The great Vermejo Park Ranch in northern New Mexico is justifiably famous for its tremendous elk herds, and I hunted there a couple of seasons ago. A meat hunter, I’m not in the habit of looking for trophy heads, and a dry cow or a doe or a spike generally fills my needs to perfection. But something on this trip made me decide that nothing less than a six-point bull would do me. I’d never gone after an elk, and being determined to get the job done, I unlimbered my Ruger No 1 .375 Magnum. I conjured up some very accurate loads consisting of the Speer 285-grain Grand Slam bullet over a healthy charge of 4895. The Ruger shot like a show pony.

Within the first hour of the first day of my hunt, I jumped a small group of elk not 100 yards from me.

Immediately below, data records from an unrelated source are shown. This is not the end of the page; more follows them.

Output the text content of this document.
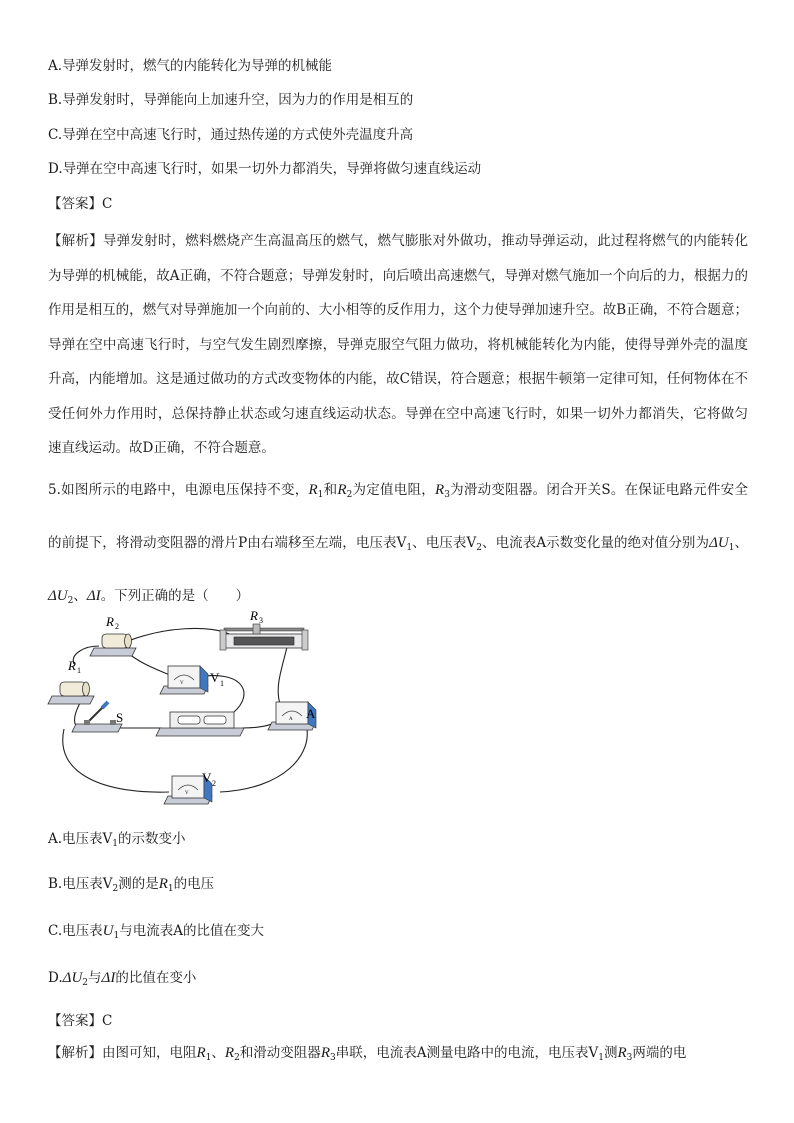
A.导弹发射时，燃气的内能转化为导弹的机械能
B.导弹发射时，导弹能向上加速升空，因为力的作用是相互的
C.导弹在空中高速飞行时，通过热传递的方式使外壳温度升高
D.导弹在空中高速飞行时，如果一切外力都消失，导弹将做匀速直线运动
【答案】C
【解析】导弹发射时，燃料燃烧产生高温高压的燃气，燃气膨胀对外做功，推动导弹运动，此过程将燃气的内能转化为导弹的机械能，故A正确，不符合题意；导弹发射时，向后喷出高速燃气，导弹对燃气施加一个向后的力，根据力的作用是相互的，燃气对导弹施加一个向前的、大小相等的反作用力，这个力使导弹加速升空。故B正确，不符合题意；导弹在空中高速飞行时，与空气发生剧烈摩擦，导弹克服空气阻力做功，将机械能转化为内能，使得导弹外壳的温度升高，内能增加。这是通过做功的方式改变物体的内能，故C错误，符合题意；根据牛顿第一定律可知，任何物体在不受任何外力作用时，总保持静止状态或匀速直线运动状态。导弹在空中高速飞行时，如果一切外力都消失，它将做匀速直线运动。故D正确，不符合题意。
5.如图所示的电路中，电源电压保持不变，$R_1$和$R_2$为定值电阻，$R_3$为滑动变阻器。闭合开关S。在保证电路元件安全的前提下，将滑动变阻器的滑片P由右端移至左端，电压表$V_1$、电压表$V_2$、电流表A示数变化量的绝对值分别为$\Delta U_1$、$\Delta U_2$、ΔI。下列正确的是（　　）
R 2
R 1
R 3
V V 1
S	A A
V
V 2
A.电压表$V_1$的示数变小
B.电压表$V_2$测的是$R_1$的电压
C.电压表$U_1$与电流表A的比值在变大
$D.\Delta U_2$与ΔI的比值在变小
【答案】C
【解析】由图可知，电阻$R_1$、$R_2$和滑动变阻器$R_3$串联，电流表A测量电路中的电流，电压表$V_1$测$R_3$两端的电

I looked at them through the scope, resting the rifle on a fencepost, and found the crosshairs on the tail bone of a bull, slowly trotting away from me. He was big and in good flesh, but he was only a five-pointer. I let him go, and of course didn’t get another shot during the entire hunt.

I did take home an elk. Partner Evan Quiros gave me his rather than haul it all the way back to South Texas. It was, naturally, a six pointer.

My mini-14, my original 92 Winchester .44-40 short rifle, and my iron-sighted Ruger No. 1 .45-70 short rifle are all rifles that give me pleasure. I have quite a few more that are oiled and ready to go when the occasion demands. One is a Ruger Model 77 in 7mm Magnum. Maybe a cow elk will get acquainted with it this winter.

It’s said I’m a handgunner, pure and simple. My rifleman pals emphasize the “simple.” One day I’ll surprise them and write a story about rifles.